Hacia 2017, las crisis de reputación protagonizadas por varios CEOs estrella empezaron a pinchar el convencimiento de que eran genios
Al mismo tiempo, no solo se empezó a poner en tela de juicio la cultura de trabajo que representaban, sino a ellos mismos. Como apunta en la última newsletter The Goods del medio estadounidense Vox Rebecca Jennings, al final lo que mueve a los milmillonarios es la codicia. El colapso del mercado cripto FTX, la debacle del metaverso y hasta el proceso de compra de Twitter han sido, teoriza, signos más de que deberíamos dejar de creernos todo lo que los millonarios promete y dicen.

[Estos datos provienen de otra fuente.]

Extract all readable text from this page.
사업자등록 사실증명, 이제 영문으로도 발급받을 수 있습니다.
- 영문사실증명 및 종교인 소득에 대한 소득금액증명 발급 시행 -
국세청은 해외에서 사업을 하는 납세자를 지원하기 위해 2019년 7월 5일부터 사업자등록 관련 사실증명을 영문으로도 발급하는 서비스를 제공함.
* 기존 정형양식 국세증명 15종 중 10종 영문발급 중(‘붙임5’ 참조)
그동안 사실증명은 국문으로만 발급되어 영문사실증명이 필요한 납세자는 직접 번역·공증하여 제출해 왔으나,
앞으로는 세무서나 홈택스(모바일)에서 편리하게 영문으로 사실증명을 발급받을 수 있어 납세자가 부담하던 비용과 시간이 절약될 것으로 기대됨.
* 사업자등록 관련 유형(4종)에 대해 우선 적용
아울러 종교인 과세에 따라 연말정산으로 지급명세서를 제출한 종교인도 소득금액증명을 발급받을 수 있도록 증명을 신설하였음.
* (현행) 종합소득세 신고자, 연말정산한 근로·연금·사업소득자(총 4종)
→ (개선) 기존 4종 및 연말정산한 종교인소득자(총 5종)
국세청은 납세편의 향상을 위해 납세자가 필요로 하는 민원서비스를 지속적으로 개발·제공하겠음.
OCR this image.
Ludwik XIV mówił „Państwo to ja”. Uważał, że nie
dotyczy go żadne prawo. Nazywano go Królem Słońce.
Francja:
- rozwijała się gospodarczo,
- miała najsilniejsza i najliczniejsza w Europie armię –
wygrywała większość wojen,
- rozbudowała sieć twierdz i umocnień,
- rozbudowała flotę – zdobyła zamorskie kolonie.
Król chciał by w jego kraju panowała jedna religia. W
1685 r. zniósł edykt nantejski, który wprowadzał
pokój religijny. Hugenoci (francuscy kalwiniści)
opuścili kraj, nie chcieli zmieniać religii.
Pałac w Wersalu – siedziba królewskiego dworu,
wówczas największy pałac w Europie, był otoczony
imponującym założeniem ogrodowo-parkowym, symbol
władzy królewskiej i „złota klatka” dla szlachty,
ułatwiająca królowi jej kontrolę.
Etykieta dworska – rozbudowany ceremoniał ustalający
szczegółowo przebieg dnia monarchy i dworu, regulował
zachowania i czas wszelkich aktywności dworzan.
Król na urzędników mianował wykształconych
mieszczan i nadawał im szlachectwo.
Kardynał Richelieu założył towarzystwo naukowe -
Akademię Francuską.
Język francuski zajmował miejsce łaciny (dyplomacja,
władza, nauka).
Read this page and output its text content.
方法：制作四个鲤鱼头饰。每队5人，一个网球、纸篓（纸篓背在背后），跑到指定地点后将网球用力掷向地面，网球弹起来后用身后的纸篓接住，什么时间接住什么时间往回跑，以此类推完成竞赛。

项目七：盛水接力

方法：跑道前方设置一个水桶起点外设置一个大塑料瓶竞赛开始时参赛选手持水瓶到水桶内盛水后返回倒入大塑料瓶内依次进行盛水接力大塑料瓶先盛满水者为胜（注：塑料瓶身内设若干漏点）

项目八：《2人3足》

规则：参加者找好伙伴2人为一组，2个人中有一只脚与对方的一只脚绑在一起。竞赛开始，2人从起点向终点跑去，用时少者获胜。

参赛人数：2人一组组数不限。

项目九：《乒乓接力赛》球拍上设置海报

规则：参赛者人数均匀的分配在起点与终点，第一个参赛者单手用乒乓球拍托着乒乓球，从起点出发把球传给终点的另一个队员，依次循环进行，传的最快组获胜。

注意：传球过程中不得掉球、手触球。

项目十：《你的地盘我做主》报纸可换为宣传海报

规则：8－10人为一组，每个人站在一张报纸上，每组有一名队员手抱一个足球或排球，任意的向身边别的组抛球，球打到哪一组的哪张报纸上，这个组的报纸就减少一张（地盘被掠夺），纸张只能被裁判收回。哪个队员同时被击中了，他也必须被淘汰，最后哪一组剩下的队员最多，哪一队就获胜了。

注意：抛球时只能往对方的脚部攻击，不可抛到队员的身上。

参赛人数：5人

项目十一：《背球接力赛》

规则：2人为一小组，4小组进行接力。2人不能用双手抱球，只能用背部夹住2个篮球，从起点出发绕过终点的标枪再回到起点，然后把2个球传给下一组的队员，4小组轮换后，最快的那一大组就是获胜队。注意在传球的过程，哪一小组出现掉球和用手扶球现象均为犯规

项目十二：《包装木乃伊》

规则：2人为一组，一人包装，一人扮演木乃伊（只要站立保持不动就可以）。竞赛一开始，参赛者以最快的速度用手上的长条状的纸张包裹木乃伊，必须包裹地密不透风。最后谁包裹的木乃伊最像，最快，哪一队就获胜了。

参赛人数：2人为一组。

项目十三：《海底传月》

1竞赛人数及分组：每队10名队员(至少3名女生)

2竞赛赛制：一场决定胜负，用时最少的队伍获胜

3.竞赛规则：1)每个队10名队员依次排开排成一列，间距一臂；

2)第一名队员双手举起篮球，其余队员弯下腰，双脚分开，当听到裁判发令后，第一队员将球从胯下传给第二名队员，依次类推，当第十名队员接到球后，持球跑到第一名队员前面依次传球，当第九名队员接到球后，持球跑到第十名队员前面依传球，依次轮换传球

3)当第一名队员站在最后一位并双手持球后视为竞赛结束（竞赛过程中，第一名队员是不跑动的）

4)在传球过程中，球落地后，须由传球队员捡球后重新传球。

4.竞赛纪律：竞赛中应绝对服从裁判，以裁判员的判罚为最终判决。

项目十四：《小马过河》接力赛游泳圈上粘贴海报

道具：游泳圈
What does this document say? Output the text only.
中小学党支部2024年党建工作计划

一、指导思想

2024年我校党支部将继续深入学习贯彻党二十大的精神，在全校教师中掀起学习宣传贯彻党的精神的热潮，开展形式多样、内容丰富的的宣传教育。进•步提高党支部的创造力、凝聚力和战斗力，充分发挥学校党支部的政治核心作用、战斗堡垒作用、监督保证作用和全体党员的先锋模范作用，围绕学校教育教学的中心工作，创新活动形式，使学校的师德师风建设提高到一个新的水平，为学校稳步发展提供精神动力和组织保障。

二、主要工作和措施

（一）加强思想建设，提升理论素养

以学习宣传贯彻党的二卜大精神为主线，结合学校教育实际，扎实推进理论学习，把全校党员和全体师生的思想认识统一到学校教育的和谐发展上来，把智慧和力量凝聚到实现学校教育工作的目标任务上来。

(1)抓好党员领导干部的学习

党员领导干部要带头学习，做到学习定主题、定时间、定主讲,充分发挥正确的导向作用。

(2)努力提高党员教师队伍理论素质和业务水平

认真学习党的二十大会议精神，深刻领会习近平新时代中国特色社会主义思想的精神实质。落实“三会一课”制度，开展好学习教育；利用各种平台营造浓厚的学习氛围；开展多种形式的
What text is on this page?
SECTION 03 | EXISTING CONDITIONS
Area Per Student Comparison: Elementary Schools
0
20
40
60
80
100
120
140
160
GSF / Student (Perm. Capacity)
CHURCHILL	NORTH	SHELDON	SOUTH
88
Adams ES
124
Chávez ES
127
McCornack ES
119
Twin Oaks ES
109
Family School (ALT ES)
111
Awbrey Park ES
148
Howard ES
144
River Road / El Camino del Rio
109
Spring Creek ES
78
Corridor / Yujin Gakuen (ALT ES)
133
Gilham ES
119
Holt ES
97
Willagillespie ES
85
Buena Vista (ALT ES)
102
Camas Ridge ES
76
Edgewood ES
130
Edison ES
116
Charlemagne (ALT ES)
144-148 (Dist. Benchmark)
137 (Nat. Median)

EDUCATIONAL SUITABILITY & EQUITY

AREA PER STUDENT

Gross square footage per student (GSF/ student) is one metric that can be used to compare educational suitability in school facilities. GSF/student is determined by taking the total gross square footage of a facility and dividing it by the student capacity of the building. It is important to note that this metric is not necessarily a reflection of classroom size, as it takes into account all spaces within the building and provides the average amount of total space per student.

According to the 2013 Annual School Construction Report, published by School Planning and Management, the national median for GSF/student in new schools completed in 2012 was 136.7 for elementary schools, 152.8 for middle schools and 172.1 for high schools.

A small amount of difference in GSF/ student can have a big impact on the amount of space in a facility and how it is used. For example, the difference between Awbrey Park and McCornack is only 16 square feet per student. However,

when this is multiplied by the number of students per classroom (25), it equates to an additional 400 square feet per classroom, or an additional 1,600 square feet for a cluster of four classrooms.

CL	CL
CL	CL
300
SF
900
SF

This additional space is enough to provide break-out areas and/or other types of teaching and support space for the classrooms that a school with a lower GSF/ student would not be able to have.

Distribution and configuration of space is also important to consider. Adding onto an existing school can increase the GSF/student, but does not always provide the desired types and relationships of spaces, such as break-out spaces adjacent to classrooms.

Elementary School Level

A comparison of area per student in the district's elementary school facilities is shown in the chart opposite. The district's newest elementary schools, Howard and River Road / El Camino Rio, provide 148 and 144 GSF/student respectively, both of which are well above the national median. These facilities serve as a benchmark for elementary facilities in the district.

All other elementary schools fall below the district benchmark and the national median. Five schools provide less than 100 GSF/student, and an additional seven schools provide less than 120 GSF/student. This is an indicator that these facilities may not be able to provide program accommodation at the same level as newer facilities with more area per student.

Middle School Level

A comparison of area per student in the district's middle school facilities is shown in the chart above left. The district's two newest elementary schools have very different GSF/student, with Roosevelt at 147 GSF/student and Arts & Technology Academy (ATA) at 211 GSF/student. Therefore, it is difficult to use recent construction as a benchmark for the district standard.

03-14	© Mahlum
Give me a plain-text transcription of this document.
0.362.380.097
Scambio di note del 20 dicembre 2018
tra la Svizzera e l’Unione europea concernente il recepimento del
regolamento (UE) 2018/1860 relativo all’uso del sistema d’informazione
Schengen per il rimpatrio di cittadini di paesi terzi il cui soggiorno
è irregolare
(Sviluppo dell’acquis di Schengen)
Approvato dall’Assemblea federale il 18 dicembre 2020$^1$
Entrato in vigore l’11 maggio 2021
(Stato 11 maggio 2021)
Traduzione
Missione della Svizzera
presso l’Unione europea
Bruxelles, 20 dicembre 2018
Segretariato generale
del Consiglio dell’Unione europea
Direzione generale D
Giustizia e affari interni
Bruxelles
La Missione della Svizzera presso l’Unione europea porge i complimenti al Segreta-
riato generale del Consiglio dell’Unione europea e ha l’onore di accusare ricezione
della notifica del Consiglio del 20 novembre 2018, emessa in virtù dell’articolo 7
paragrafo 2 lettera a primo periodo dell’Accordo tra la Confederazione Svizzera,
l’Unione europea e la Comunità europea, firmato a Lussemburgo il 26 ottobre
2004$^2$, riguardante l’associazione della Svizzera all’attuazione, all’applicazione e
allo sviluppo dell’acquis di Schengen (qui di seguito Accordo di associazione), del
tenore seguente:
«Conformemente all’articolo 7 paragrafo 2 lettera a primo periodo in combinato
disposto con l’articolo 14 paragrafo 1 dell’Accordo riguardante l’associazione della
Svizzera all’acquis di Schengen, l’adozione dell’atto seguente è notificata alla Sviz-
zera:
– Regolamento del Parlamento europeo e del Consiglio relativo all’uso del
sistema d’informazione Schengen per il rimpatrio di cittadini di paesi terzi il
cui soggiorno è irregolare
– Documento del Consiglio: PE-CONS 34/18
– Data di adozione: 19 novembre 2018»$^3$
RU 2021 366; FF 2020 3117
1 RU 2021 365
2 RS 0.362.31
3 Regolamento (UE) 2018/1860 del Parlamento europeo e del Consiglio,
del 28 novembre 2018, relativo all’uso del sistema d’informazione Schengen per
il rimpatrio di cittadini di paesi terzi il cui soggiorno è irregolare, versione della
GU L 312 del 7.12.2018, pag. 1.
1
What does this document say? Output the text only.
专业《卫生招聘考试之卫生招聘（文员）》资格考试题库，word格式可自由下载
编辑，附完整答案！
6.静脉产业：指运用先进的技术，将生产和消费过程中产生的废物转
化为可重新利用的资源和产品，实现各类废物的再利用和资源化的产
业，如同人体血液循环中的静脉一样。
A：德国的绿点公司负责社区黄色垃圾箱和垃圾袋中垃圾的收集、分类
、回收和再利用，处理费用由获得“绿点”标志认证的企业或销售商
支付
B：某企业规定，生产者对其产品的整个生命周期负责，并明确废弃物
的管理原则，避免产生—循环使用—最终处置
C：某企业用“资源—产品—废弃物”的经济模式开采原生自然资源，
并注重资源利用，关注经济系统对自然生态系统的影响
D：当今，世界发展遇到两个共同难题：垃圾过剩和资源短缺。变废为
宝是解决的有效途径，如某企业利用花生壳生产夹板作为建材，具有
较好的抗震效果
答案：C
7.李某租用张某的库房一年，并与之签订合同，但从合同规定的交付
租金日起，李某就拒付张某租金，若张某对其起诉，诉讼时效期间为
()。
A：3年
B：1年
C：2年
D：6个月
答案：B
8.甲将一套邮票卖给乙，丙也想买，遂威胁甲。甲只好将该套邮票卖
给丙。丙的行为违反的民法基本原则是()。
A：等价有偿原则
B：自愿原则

Así, llegamos también al que, por ahora, es el último capítulo de la caída de los CEO-estrella. Aunque Elon Musk sigue teniendo una nutrida legión de fans que justifican cada uno de sus movimientos – y aseguran que la compra de Twitter y sus decisiones tendrán sentido al final – el proceso de compra ha sido, ya desde un primer momento, visto con ojos mucho más críticos y mucho menos positivos hacia Musk y su figura de lo que hubiese sido una década atrás.
El despido de la mitad de la plantilla se convirtió en una crisis reputacional importante, pero el ultimátum que dio a la mitad restante – a la que pidió esa entrega absoluta y masiva que no hubiese sorprendido tanto en 2011 – fue la puntilla final. No solo la mitad de esos trabajadores dejaron la compañía – lo que ha puesto a Twitter en una situación ultraprecraria – sino que además en redes sociales – y hasta en los análisis de los medios – el apoyo más general estaba con esos ex trabajadores que tiraban la toalla. Si se leen los análisis mediáticos, Musk es capturado más como un man-child o como un CEO tóxico que como una estrella que lo solucionará todo.
Por eso, cabe preguntarse si Musk estará – sin quererlo – dando el golpe final y definitivo a una figura que dominó el universo corporativo durante algo más de una década. ¿Es este el final del CEO-estrella o, como parecen haber concluido sus empleados, el CEO tóxico?